The team adapted a technique that attaches fluorescent chemical probes to RNA in cells. The technique combines short DNA and RNA strands with the fluorescent chemicals to become a protein that binds to the nucleic acid molecules. The double-genetic nature of the chemical compound, say the researchers, makes it possible for the probes to evade the cells’ defenses.

With these fluorescent markers, the researchers could use a super high-resolution microscope to track  and measure the infection in progress. The researchers were able to capture and measure activity of individual viral particles during the initial infections and replication of viruses within individual cells over an eight hour period.

The team had another challenge in following the infection process: living cells move around. A Georgia Tech colleague, Thomas Barker, devised a technique with fibronectin, a protein that binds cell surfaces including those on DNA, to keep the cells being tracked within a 50 micron range — one micron equals one millionth of a meter.

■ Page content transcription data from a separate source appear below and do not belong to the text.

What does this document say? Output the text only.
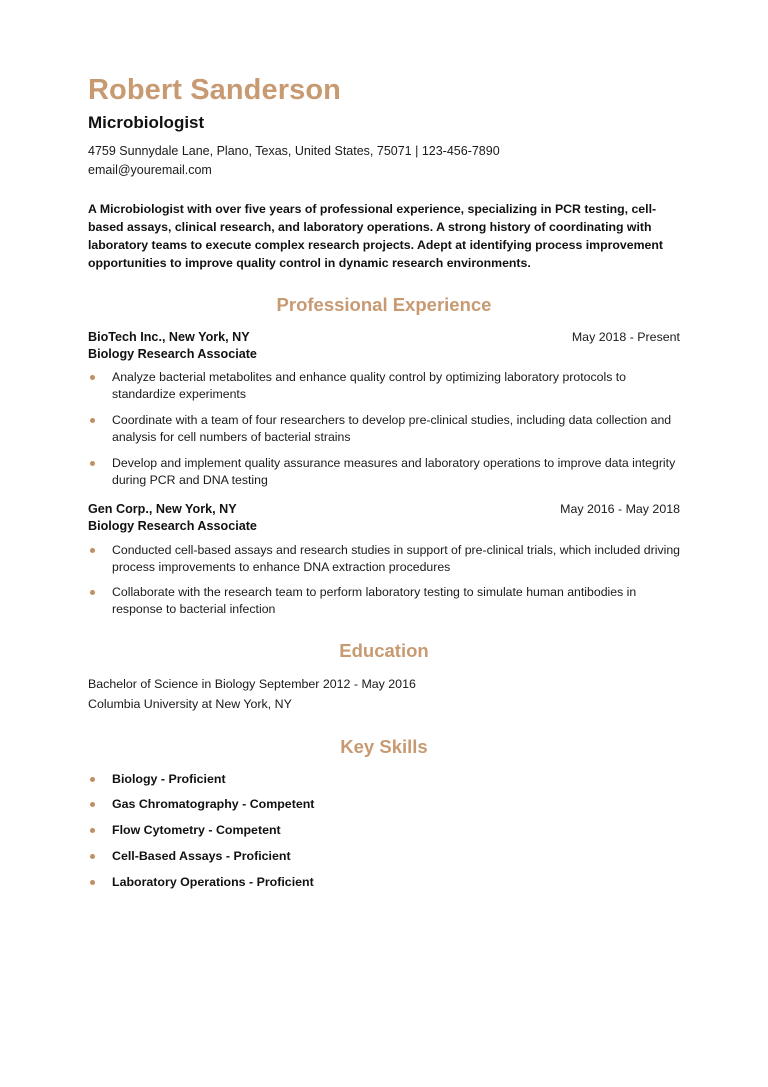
Robert Sanderson
Microbiologist
4759 Sunnydale Lane, Plano, Texas, United States, 75071 | 123-456-7890
email@youremail.com
A Microbiologist with over five years of professional experience, specializing in PCR testing, cell-based assays, clinical research, and laboratory operations. A strong history of coordinating with laboratory teams to execute complex research projects. Adept at identifying process improvement opportunities to improve quality control in dynamic research environments.
Professional Experience
BioTech Inc., New York, NY	May 2018 - Present
Biology Research Associate
Analyze bacterial metabolites and enhance quality control by optimizing laboratory protocols to standardize experiments
Coordinate with a team of four researchers to develop pre-clinical studies, including data collection and analysis for cell numbers of bacterial strains
Develop and implement quality assurance measures and laboratory operations to improve data integrity during PCR and DNA testing
Gen Corp., New York, NY	May 2016 - May 2018
Biology Research Associate
Conducted cell-based assays and research studies in support of pre-clinical trials, which included driving process improvements to enhance DNA extraction procedures
Collaborate with the research team to perform laboratory testing to simulate human antibodies in response to bacterial infection
Education
Bachelor of Science in Biology September 2012 - May 2016
Columbia University at New York, NY
Key Skills
Biology - Proficient
Gas Chromatography - Competent
Flow Cytometry - Competent
Cell-Based Assays - Proficient
Laboratory Operations - Proficient
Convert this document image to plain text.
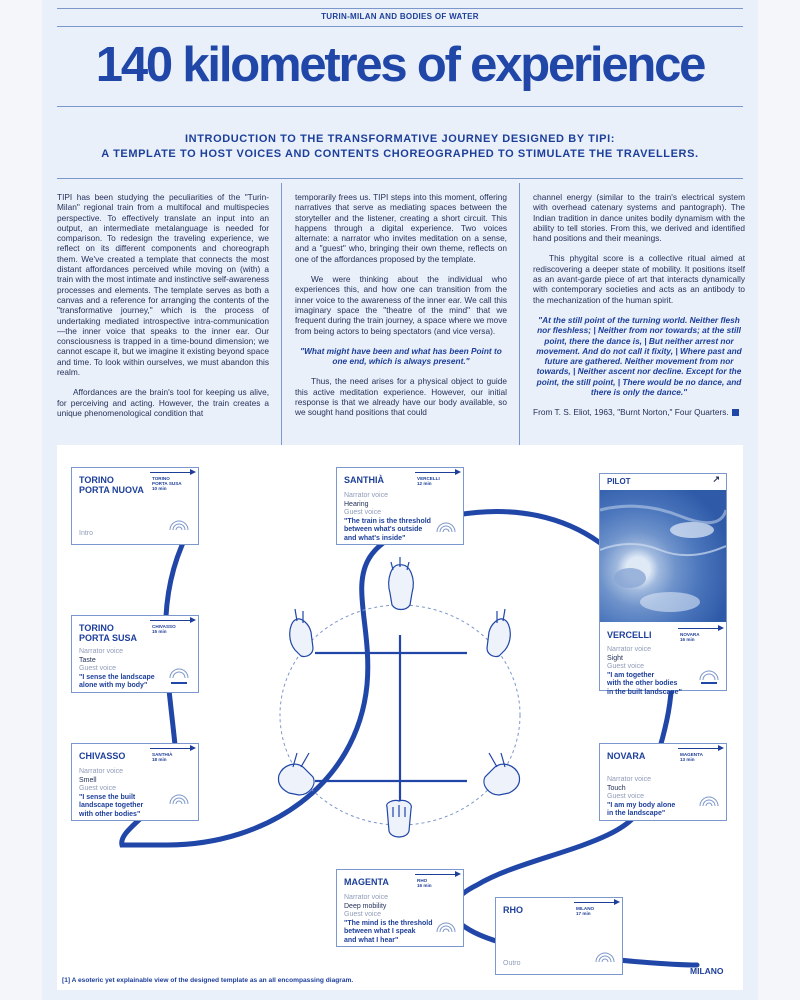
TURIN-MILAN AND BODIES OF WATER
140 kilometres of experience
INTRODUCTION TO THE TRANSFORMATIVE JOURNEY DESIGNED BY TIPI:
A TEMPLATE TO HOST VOICES AND CONTENTS CHOREOGRAPHED TO STIMULATE THE TRAVELLERS.

TIPI has been studying the peculiarities of the "Turin-Milan" regional train from a multifocal and multispecies perspective. To effectively translate an input into an output, an intermediate metalanguage is needed for comparison. To redesign the traveling experience, we reflect on its different components and choreograph them. We've created a template that connects the most distant affordances perceived while moving on (with) a train with the most intimate and instinctive self-awareness processes and elements. The template serves as both a canvas and a reference for arranging the contents of the "transformative journey," which is the process of undertaking mediated introspective intra-communication—the inner voice that speaks to the inner ear. Our consciousness is trapped in a time-bound dimension; we cannot escape it, but we imagine it existing beyond space and time. To look within ourselves, we must abandon this realm.

Affordances are the brain's tool for keeping us alive, for perceiving and acting. However, the train creates a unique phenomenological condition that

temporarily frees us. TIPI steps into this moment, offering narratives that serve as mediating spaces between the storyteller and the listener, creating a short circuit. This happens through a digital experience. Two voices alternate: a narrator who invites meditation on a sense, and a "guest" who, bringing their own theme, reflects on one of the affordances proposed by the template.

We were thinking about the individual who experiences this, and how one can transition from the inner voice to the awareness of the inner ear. We call this imaginary space the "theatre of the mind" that we frequent during the train journey, a space where we move from being actors to being spectators (and vice versa).

"What might have been and what has been Point to one end, which is always present."

Thus, the need arises for a physical object to guide this active meditation experience. However, our initial response is that we already have our body available, so we sought hand positions that could

channel energy (similar to the train's electrical system with overhead catenary systems and pantograph). The Indian tradition in dance unites bodily dynamism with the ability to tell stories. From this, we derived and identified hand positions and their meanings.

This phygital score is a collective ritual aimed at rediscovering a deeper state of mobility. It positions itself as an avant-garde piece of art that interacts dynamically with contemporary societies and acts as an antibody to the mechanization of the human spirit.

"At the still point of the turning world. Neither flesh nor fleshless; | Neither from nor towards; at the still point, there the dance is, | But neither arrest nor movement. And do not call it fixity, | Where past and future are gathered. Neither movement from nor towards, | Neither ascent nor decline. Except for the point, the still point, | There would be no dance, and there is only the dance."

From T. S. Eliot, 1963, "Burnt Norton," Four Quarters.

TORINO
PORTA NUOVA
TORINO
PORTA SUSA
10 min
Intro
TORINO
PORTA SUSA
CHIVASSO
15 min
Narrator voice
Taste
Guest voice
"I sense the landscape
alone with my body"
CHIVASSO	SANTHIÀ
18 min
Narrator voice
Smell
Guest voice
"I sense the built
landscape together
with other bodies"
SANTHIÀ	VERCELLI
12 min
Narrator voice
Hearing
Guest voice
"The train is the threshold
between what's outside
and what's inside"
PILOT	↗
VERCELLI	NOVARA
16 min
Narrator voice
Sight
Guest voice
"I am together
with the other bodies
in the built landscape"
NOVARA	MAGENTA
13 min
Narrator voice
Touch
Guest voice
"I am my body alone
in the landscape"
MAGENTA	RHO
16 min
Narrator voice
Deep mobility
Guest voice
"The mind is the threshold
between what I speak
and what I hear"
RHO	MILANO
17 min
Outro
MILANO
[1] A esoteric yet explainable view of the designed template as an all encompassing diagram.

Santangelo and colleagues believe the technology can be applied to other viruses that use RNA in their infection processes, such as influenza and Ebola. In addition, the technique can also be used to better understand why some cells become infected and others escape infection. “If we can figure out why some cells are exploding with virus while others are not,” says Santangelo in a university statement, “perhaps we can figure out a way to help the bad ones look more like the good ones.”